Perhaps most insidious was a 20-mile wide “dead zone” off Pinellas County. Here divers found stone crabs, starfish, clams and other bottom-dwelling critters smothered by a complete lack of dissolved oxygen, related to the decomposition of organisms killed by red tide toxins. Dozens of dead sea turtles washed ashore along Clearwater Beach.

“Is this a crisis?” asked Gary Appelson of the sea turtle advocacy group Caribbean Conservation Corps. “You bet it is.”

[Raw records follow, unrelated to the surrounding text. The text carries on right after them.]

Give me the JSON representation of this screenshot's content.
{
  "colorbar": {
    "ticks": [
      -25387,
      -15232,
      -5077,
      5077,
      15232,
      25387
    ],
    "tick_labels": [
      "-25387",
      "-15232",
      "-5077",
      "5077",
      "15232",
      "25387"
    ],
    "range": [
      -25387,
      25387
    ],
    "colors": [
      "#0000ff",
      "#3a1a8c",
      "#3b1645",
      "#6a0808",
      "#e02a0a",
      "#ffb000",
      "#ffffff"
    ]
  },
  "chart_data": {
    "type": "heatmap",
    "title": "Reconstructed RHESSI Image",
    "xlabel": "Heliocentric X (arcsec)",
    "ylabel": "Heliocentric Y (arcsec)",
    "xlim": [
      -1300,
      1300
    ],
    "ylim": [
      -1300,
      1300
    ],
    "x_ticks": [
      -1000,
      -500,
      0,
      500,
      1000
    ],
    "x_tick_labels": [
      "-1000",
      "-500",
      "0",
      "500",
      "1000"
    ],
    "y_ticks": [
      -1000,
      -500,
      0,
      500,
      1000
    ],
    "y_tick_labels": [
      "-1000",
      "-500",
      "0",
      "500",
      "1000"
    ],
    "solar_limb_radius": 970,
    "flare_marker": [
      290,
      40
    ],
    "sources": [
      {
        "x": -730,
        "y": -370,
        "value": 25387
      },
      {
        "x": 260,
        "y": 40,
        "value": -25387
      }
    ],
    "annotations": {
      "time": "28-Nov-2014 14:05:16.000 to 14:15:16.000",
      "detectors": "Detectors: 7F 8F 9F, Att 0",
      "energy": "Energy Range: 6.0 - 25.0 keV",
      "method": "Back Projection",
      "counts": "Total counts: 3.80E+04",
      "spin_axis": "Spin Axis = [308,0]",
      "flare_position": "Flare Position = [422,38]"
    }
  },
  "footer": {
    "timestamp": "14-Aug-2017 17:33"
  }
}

Dr. Richard Pierce, director of the private Mote Marine Center for Ecotoxicology in Sarasota, agreed that this summer was a bad one for red tide, but he felt it was “nowhere near the longest or most extreme.” He cited an 18-month red tide in 1994, which killed a number of manatees in Charlotte Harbor and affected fishes from Tarpon Springs to the Florida Keys. The mid ’80s saw another severe event, wherein a red tide bloom actually drifted around the tip of Florida, eventually decimating the shellfish industry in North Carolina. Another serious red tide occured in 1971, and of course in the 1940s, when the red tide dinoflagellate was first identified. (Historical records reveal red tides since the late 1880s, and isolated events predating European colonization of Florida).